Ingredients for 1 servings:
- 1 can apricot(s) (850 ml)
- 500 g butter
- 300 g sugar
- 6 eggs
- 350 g flour
- 1 packet of baking powder
- 2 tbsp cocoa powder
- 1 pack of pudding powder
- 500 ml milk
- 300 g white chocolate coating
- 50 g coconut oil
- Cocoa powder, for dusting
- Grease for the tray
Instructions
Working time approx. 1 hour 25 minutes; Rest time approx. 6 hours; Total time approx. 7 hours 25 minutes
Drain the apricots. Beat 250g softened butter and 250g sugar with the whisk attachment of a hand mixer until fluffy. Beat in the eggs one at a time.
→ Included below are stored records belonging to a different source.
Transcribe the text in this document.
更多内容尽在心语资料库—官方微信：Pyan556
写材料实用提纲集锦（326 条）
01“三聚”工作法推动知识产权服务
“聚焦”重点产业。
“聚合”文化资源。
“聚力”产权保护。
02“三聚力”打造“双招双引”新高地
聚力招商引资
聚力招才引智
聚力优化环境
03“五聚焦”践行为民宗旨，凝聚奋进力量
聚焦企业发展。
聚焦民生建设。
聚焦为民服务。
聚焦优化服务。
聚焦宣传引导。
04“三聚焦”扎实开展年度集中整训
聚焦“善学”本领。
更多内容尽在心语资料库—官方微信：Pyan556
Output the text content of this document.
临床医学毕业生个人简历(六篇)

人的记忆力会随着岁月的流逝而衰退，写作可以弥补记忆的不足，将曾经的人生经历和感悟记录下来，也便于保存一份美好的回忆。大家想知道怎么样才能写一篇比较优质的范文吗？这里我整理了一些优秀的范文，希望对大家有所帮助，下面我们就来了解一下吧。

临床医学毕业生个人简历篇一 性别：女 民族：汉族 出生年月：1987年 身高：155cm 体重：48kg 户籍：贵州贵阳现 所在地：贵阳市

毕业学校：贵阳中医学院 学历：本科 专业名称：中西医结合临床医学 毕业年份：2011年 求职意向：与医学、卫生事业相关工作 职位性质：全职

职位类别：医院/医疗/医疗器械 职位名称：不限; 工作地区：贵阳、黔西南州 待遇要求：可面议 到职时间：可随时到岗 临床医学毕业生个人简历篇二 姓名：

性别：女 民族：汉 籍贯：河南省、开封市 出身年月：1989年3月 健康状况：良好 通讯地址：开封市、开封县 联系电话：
Mix the flour and baking powder and stir into the butter and egg mixture. Spread half of the batter onto a greased ovenproof dish. Stir the cocoa powder into the remaining batter. Spread the dark batter onto the light batter. Place the apricots on top. Bake in a preheated oven at 175°C (150°C fan-assisted oven) for about 30 minutes. Allow to cool. Meanwhile, mix the custard powder, 50g sugar, and 6 tablespoons of milk until smooth. Bring the remaining milk to a boil, stir in the mixed custard powder, and bring to a boil again briefly. Transfer to a bowl, cover with cling film, and allow to cool. Beat 250g softened butter with the whisk attachment of a hand mixer until creamy white. Briefly stir the vanilla pudding and add it to the butter, tablespoon at a time, while stirring. Spread the buttercream over the cake and chill for at least 3-4 hours. Chop the chocolate coating and coconut oil and melt them over a pan of hot water. Cool while stirring, then spread it over the cake. Use a cake comb to create wavy lines through the chocolate coating. Let it dry. Cut the cake into slices and dust with cocoa powder.